I carry bear spray with me sometimes now not as protection against the bear's or the lion's ferocity, but against my own foolishness. Someday I hope to be too old to be able to walk all over this valley, and when I am, I hope that there are still grizzly bears, wild grizzly bears, young grizzly bears, living as they have always lived, in those last far corners where we have not yet built roads or dams or mines.
The bears are not the danger, the wilderness is not the danger, nature is not the danger. We are the danger, and a world without these things, or with these things diminished—bears, wilderness, wild nature—is not a place I care to dwell. I am clumsy in that world, as well. It is not nature's fault that I stumble. It is in wild nature that I most feel such stumbling is all right—approaching, with my clumsiness sometimes, even a prayerful kind of grace, and laughing and marveling at the richness of a wilder, farther world that for the most part still lies beyond our touch, our reach, and even our understanding. We cannot really protect ourselves against such wonder.
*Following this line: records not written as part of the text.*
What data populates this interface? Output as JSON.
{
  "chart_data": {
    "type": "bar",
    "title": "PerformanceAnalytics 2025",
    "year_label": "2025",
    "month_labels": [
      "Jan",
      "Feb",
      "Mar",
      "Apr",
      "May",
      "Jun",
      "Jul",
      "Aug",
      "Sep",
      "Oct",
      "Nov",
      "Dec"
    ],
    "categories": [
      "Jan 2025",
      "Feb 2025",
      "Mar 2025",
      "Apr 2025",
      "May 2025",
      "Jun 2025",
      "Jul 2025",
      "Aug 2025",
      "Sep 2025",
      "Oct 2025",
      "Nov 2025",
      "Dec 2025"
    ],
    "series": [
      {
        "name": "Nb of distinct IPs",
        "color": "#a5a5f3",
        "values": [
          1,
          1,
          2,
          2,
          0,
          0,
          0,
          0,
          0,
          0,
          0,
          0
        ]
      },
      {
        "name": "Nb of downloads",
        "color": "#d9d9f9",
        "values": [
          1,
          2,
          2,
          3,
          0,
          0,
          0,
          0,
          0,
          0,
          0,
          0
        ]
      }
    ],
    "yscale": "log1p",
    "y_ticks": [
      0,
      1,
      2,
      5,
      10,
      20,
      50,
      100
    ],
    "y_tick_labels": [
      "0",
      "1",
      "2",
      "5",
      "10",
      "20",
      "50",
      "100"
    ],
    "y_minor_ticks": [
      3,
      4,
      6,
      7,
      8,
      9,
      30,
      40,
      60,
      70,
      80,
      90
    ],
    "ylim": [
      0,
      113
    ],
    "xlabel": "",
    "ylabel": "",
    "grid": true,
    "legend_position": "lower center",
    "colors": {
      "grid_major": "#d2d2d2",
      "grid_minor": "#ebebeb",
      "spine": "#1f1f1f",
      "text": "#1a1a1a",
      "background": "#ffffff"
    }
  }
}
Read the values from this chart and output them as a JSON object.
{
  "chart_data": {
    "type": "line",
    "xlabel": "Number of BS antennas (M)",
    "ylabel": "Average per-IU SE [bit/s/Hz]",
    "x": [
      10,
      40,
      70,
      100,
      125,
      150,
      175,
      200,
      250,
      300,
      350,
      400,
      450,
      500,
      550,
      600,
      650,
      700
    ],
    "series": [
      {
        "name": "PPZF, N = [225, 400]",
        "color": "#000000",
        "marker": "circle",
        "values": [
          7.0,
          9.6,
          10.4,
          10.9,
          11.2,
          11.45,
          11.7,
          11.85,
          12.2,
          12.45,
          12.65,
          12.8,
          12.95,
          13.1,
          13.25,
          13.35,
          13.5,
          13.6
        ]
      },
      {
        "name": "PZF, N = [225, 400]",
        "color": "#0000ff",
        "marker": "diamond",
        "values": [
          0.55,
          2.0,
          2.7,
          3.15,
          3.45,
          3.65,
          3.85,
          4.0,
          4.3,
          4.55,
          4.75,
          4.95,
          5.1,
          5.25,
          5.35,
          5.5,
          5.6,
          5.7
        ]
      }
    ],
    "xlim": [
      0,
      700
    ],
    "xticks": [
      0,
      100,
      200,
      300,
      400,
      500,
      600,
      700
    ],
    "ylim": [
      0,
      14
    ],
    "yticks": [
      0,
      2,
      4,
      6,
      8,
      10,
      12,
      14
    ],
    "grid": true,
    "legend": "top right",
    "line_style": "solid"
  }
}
We can only protect ourselves against the vices of inattention and disrespect.
We need more big wild country, against which to be wonderfully, foolishly, human, while the rest of the animal world looks on, and perhaps marvels.
Rick Bass is the author of numerous works of fiction and non-fiction. This essay is adapted from a longer version that appeared in OnEarth, the quarterly journal of the Natural Resources Defense Council.